After these introductory comments, Schottlaender then moved on to more specific summaries of and comments about the morning speaker's presentations.
About Schonfeld's presentation: Not a criticism of Roger, but I find his data most appalling! In his presentation, Roger described a flip where academic libraries did a flip and became more interested in digital preservation and less interested in print. Possible reasons why (Schottlaender) thinks this might be so:
* big libraries think they've already done it for print?
* are more invested in digital technologies?
Also declining interest among faculty about print or print preservation.
Schottlaender thinks we should do a "Negative trigger event exercise" -- i.e. what if terrorism takes out the internet and we have no electronic journals? Could we recover?

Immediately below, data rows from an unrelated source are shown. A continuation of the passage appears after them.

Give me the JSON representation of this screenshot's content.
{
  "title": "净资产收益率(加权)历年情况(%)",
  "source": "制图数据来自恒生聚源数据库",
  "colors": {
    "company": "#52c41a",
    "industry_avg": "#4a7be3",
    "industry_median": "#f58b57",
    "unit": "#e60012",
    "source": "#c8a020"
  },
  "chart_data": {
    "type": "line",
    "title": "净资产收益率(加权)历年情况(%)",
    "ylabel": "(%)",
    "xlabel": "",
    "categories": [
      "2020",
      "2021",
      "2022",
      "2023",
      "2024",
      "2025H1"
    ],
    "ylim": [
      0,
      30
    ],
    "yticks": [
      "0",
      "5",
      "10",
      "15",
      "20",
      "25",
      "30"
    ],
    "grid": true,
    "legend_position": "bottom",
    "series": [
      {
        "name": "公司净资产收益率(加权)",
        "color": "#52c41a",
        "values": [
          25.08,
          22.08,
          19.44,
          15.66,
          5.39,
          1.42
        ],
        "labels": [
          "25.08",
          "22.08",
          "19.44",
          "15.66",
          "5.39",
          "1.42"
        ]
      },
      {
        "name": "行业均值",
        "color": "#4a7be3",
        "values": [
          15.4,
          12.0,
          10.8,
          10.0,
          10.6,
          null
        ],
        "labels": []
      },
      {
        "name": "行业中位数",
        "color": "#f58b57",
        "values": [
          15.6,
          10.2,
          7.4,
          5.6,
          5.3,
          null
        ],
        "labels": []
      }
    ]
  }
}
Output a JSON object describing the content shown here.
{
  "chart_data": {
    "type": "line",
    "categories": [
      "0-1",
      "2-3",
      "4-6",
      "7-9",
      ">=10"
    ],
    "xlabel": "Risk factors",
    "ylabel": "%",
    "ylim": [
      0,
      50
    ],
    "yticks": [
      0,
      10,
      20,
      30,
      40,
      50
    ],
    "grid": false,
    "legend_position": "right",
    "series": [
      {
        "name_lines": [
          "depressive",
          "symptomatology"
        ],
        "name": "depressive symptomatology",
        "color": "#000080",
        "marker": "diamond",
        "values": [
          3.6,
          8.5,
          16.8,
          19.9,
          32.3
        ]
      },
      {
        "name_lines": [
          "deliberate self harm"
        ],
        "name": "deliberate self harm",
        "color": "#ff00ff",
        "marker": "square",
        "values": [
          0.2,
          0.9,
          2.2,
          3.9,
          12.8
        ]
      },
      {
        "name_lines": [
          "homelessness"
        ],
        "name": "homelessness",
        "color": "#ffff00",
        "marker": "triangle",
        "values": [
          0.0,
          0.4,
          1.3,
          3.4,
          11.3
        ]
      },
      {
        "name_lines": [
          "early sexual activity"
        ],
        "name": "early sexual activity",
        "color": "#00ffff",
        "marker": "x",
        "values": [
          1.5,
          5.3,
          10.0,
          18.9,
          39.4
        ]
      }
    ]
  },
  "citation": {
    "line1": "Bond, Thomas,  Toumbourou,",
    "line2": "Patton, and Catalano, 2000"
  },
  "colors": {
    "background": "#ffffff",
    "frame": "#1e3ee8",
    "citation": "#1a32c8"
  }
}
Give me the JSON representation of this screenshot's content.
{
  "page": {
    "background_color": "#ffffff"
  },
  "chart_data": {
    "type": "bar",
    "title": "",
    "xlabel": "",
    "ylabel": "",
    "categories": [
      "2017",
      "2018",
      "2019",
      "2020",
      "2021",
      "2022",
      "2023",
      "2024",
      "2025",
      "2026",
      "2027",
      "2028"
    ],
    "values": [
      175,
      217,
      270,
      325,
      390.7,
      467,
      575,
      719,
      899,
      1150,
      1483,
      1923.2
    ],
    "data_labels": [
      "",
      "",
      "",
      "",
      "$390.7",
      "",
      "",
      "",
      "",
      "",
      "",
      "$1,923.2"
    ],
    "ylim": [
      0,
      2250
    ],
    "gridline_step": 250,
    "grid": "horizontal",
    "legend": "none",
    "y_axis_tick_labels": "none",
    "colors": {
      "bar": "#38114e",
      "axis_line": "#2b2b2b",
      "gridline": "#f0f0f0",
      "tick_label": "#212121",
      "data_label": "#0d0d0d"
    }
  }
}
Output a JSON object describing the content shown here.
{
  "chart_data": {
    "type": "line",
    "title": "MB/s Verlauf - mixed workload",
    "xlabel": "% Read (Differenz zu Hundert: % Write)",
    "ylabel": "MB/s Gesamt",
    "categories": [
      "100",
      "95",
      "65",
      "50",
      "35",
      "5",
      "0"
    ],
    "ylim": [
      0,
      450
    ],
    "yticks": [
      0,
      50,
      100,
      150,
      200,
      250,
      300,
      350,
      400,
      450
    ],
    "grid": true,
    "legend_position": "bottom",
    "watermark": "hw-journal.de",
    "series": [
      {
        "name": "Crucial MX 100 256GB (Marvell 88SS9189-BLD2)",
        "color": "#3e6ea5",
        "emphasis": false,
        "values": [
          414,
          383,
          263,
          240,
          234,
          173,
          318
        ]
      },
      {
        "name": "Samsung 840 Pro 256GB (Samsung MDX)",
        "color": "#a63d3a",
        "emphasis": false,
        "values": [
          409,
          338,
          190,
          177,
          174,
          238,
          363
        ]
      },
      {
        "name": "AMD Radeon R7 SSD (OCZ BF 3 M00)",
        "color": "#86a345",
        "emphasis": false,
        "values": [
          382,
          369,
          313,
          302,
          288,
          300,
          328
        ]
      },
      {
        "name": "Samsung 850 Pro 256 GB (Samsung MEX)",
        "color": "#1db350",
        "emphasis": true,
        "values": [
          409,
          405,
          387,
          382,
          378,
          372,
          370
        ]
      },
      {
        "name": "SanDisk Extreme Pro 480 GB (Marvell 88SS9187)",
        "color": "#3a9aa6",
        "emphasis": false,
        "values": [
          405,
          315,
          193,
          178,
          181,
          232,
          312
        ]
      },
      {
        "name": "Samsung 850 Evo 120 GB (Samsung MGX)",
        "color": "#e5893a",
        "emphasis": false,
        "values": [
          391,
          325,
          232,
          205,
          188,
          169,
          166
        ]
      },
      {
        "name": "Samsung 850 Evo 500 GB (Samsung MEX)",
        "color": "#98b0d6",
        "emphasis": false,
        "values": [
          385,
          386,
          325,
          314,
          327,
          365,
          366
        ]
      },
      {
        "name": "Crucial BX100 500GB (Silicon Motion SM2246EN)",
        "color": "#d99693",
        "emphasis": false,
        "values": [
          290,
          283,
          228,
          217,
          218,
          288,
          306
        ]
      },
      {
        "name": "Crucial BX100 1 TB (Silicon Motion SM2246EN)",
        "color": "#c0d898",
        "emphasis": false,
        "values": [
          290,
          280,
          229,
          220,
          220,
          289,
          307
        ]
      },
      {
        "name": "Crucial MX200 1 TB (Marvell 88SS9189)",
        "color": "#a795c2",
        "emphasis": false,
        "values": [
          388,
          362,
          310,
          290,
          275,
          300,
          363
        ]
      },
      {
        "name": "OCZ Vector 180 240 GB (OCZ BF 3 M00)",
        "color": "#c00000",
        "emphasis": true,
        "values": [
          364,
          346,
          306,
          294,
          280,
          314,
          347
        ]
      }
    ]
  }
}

(Continuing to summarize): Constance spoke about the commonness of uniqueness. "Libraries uniquely manage commonly held materials, while not commonly managing unique materials."
This bothers (Schottlaender) -- especially because the average 13 copies of a serial -- we have tended to be complacent in the idea that lots of places have lots of copies.
But Jake talked about the disconnect between the preservation mission of libraries and the resources devoted to preservation, in large part because print is so durable and can withstand a fair amount of abuse.
Schottlaender noted that libraries tend to talk about preservation in a string of words along with "mom and apple pie" but there's a false sense of security there that we run the risk of falling afoul of.
He then opened it up for discussion.